Столыпин слегка поколебавшись кивнул.

— Мало того, что он сам лично подвергает обструкции мои действия, — в голосе премьера проскользнули злые. неприязненные нотки. — Он воздействует на государыню через этого… этого…

— Распутина?

— Увольте меня именовать сего мошенника! — отрезал премьер-министр. — В общем, в моем лице, вы сами стали уже недругом, и я никак не могу гарантировать положительного решения.

Я ненадолго задумался. Хрен с ним, с этим Витте, но Распутин… Распутин, твою же мать!!! О нем я знал по большей части только со слов Пикуля Валентина Савича, очень хорошо обрисовавшего этого персонажа и не особо верил в описываемое. Художественный вымысел, политическая ангажированность и все такое. Но действительность оказалась еще хуже. Ну как тут не выматериться? Ну, сука, в каком году в реальной истории его хлопнули Юсупов и Пуришкевич? Вроде в шестнадцатом? Увы, не помню точно. Да и не суть, в моей истории он сдохнет гораздо раньше. А Витте… с этим разберемся бескровно. Во всяком случае постараемся.

— Впрочем… — Столыпин грустно усмехнулся. — Некоторые варианты решения есть. К слову, как, недавно выяснилось, что помимо внушений Сергея Юльевича, сей голодранец имеет еще какой-то свой интерес! Так что вы можете на него выйти сами и попробовать склонить на свою сторону. Сколько вы уже раздали на взятки, месье де Лавардан? Возможно потребуется еще немного. Этот сукин сын берет никого не стесняясь.

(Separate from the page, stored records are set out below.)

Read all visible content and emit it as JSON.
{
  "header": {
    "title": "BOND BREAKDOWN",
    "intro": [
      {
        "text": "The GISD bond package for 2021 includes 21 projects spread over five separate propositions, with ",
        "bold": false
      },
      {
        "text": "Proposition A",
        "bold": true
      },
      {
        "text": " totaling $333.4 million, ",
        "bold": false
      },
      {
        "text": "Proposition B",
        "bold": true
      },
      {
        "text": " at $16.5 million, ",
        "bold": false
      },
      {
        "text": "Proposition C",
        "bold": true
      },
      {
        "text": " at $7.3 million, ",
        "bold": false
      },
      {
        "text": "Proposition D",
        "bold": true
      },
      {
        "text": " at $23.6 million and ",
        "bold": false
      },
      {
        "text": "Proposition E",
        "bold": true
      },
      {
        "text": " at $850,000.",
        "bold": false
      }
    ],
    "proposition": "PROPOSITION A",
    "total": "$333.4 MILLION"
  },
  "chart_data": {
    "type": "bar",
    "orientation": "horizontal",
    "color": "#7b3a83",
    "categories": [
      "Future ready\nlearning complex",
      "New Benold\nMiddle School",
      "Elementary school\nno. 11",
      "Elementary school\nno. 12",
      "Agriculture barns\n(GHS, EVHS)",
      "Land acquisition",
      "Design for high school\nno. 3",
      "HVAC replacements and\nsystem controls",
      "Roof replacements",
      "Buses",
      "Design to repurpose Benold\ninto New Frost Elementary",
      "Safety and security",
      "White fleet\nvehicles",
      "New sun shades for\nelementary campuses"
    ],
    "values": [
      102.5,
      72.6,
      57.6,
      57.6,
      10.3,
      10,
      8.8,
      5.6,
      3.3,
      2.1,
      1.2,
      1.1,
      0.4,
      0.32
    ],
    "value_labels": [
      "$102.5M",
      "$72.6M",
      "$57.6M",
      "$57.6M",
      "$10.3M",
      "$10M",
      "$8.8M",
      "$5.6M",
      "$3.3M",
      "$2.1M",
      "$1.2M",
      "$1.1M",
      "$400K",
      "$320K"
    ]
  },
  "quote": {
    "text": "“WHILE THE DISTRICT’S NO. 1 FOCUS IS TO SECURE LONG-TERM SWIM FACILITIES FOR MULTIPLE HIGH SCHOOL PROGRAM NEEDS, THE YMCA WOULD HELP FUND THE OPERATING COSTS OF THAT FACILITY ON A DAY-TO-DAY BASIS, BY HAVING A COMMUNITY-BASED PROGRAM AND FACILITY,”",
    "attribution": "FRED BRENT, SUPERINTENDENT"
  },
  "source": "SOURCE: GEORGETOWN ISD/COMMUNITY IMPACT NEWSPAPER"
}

— Не особо много потратил, — спокойно ответил я на русском языке. — В рамках предполагаемых расходов.

Столыпин вздернул бровь.

— Вы отлично говорите по-русски, месье де Лавардан. Мало того, вы говорите на нем как на своем родном. Но почему раньше говорили только по-французски?

— Потому что время не приходило, господин премьер министр, — спокойно ответил я.

Действительно, в Россию я приехал исключительно, как французский гражданин Александр де Лавардан и за все это время не проронил даже словечка на великом и могучем. Отчасти от того, что все еще колебался и не решался влезать в политику и надеялся решить свой вопрос без глобальных потрясений и перемен для Отечества. Страшно было, черт побери. Это тебе не Людовику, чтоб ему пусто было, трубу шатать, за сотни лет до переломной эпохи для России. Можно так наворочать, что… в общем, не решался дернуть за рычаг, хотя маховик уже давно был запущен.

— А сейчас, значит, пришло? — Столыпин нахмурился.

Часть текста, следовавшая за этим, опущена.